Understanding random forest, gini, and KS I'm a beginner machine learning user, doing my first predictive model using random forest.
I have some questions regarding the way to measure how good a model is (Gini area from roc curve, and KS), and some about random forest algorithm. Thanks a lot for your help.
1) Which metric is better to compare models? Gini or KS? For example, I have two versions of my model, one in which gini is greater than the other but lower KS.
2) Once I run my model, I can see how significant are each variable I created using VarImpPlot in R. All of them "explain" something, but I struggle to know "when my model is optimal". For example, some times I remove one of the variables and it improves, or sometimes I remove not one but a combination of two, and it improves... but some times it gets worse. Is there any way to know when I reached an "optimal combination" given my set of variables?
Thanks a lot
 A: Measuring the quality of any predictive model is heavily dependent on the scope of the problem you are working on. Therefore it is very hard to generally say that one measure of goodness is better than another. However, I think the two questions you are working on would benefit from some cross validation. 
In regards to your first question, you can use the fact that random forests automatically give you an estimate of their out-of-bag error. This is essentially an unbiased estimate of how the random forest will perform on unseen data. Thus, instead of trying to pick between your two models based on their splitting quality (an indirect measure of prediction quality), you can pick the model that has the lowest out of bag prediction error. If you are not satisfied with the bootstrapped out of sample data that a random forest uses, you can hold out a portion of totally unseen data and run an additional validation test to choose between the two models. As a side note, once you have chosen the “best” model of the two, you do need a totally fresh testing set so can estimate the out-of-sample prediction error for the best member.

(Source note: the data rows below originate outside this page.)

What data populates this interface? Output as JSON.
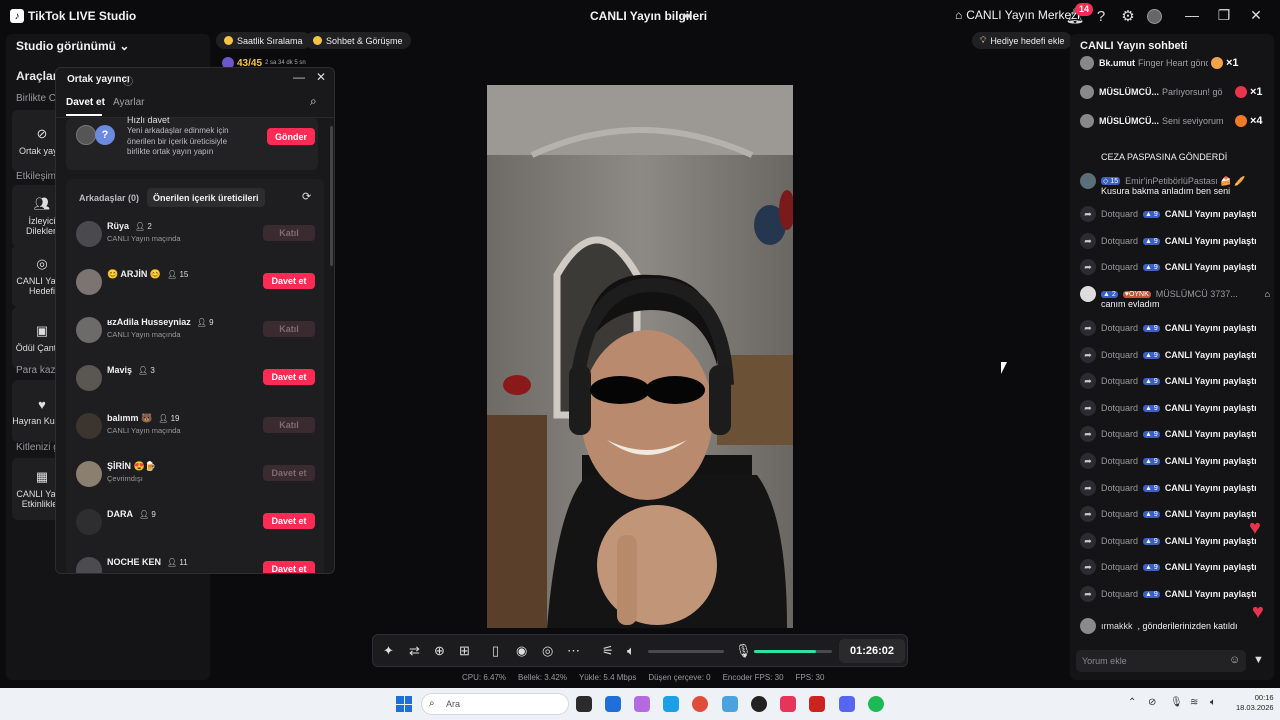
{
  "titlebar": {
    "app_title": "TikTok LIVE Studio",
    "center_title": "CANLI Yayın bilgileri",
    "hub_label": "CANLI Yayın Merkezi",
    "notif_count": "14"
  },
  "left": {
    "studio_view": "Studio görünümü",
    "tools": "Araçlar",
    "section_together": "Birlikte CA",
    "tile_cohost": "Ortak yayın",
    "section_engagement": "Etkileşim",
    "tile_requests": "İzleyici Dilekleri",
    "tile_goal": "CANLI Yayın Hedefi",
    "tile_treasure": "Ödül Çantası",
    "section_earn": "Para kazan",
    "tile_fanclub": "Hayran Kulübü",
    "section_audience": "Kitlenizi g",
    "tile_events": "CANLI Yayın Etkinlikleri"
  },
  "top_pills": {
    "hourly": "Saatlik Sıralama",
    "chat_meet": "Sohbet & Görüşme",
    "gift_goal": "Hediye hedefi ekle",
    "counter": "43/45",
    "counter_sub": "2 sa 34 dk 5 sn"
  },
  "cohost_panel": {
    "title": "Ortak yayıncı",
    "tab_invite": "Davet et",
    "tab_settings": "Ayarlar",
    "quick_title": "Hızlı davet",
    "quick_desc": "Yeni arkadaşlar edinmek için önerilen bir içerik üreticisiyle birlikte ortak yayın yapın",
    "send_label": "Gönder",
    "friends_tab": "Arkadaşlar (0)",
    "suggested_tab": "Önerilen içerik üreticileri",
    "rows": [
      {
        "name": "Rüya",
        "count": "2",
        "status": "CANLI Yayın maçında",
        "button": "Katıl",
        "active": false
      },
      {
        "name": "😊 ARJİN 😊",
        "count": "15",
        "status": "",
        "button": "Davet et",
        "active": true
      },
      {
        "name": "ʁzAdila Husseyniaz",
        "count": "9",
        "status": "CANLI Yayın maçında",
        "button": "Katıl",
        "active": false
      },
      {
        "name": "Maviş",
        "count": "3",
        "status": "",
        "button": "Davet et",
        "active": true
      },
      {
        "name": "balımm 🐻",
        "count": "19",
        "status": "CANLI Yayın maçında",
        "button": "Katıl",
        "active": false
      },
      {
        "name": "ŞİRİN 😍🍺",
        "count": "",
        "status": "Çevrimdışı",
        "button": "Davet et",
        "active": false
      },
      {
        "name": "DARA",
        "count": "9",
        "status": "",
        "button": "Davet et",
        "active": true
      },
      {
        "name": "NOCHE KEN",
        "count": "11",
        "status": "",
        "button": "Davet et",
        "active": true
      }
    ]
  },
  "chat": {
    "title": "CANLI Yayın sohbeti",
    "gifts": [
      {
        "name": "Bk.umut",
        "text": "Finger Heart gönderdi",
        "mult": "×1",
        "color": "#f2a24a"
      },
      {
        "name": "MÜSLÜMCÜ...",
        "text": "Parlıyorsun! gö",
        "mult": "×1",
        "color": "#e8344c"
      },
      {
        "name": "MÜSLÜMCÜ...",
        "text": "Seni seviyorum",
        "mult": "×4",
        "color": "#f07a2a"
      }
    ],
    "msg_partial": "CEZA PASPASINA GÖNDERDİ",
    "msg2_level": "15",
    "msg2_name": "Emir'inPetibörlüPastası 🍰 🥖",
    "msg2_text": "Kusura bakma anladım ben seni",
    "share_name": "Dotquard",
    "share_level": "9",
    "share_text": "CANLI Yayını paylaştı",
    "msg3_level": "2",
    "msg3_tag": "OYNK",
    "msg3_name": "MÜSLÜMCÜ 3737...",
    "msg3_text": "canım evladım",
    "join_name": "ırmakkk",
    "join_text": ", gönderilerinizden katıldı",
    "comment_placeholder": "Yorum ekle"
  },
  "controls": {
    "timer": "01:26:02",
    "volume_level": 0.0,
    "mic_level": 0.8
  },
  "stats": {
    "cpu": "CPU:  6.47%",
    "memory": "Bellek:  3.42%",
    "upload": "Yükle:  5.4 Mbps",
    "dropped": "Düşen çerçeve:  0",
    "encoder": "Encoder FPS:  30",
    "fps": "FPS:  30"
  },
  "taskbar": {
    "search": "Ara",
    "time": "00:16",
    "date": "18.03.2026"
  }
}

For your second question, identifying which variable combination is optimal, again I would recommend using cross validation. Simply train all of your candidate models (different combos of variables) on the training data set. Then pick the model that performs the best on the out of bag error estimate or on your validation data set. That’s the best guess of which variable set is optimal. Then test the optimal combo on an untouched testing set to get an unbiased estimate of it’s out of sample error.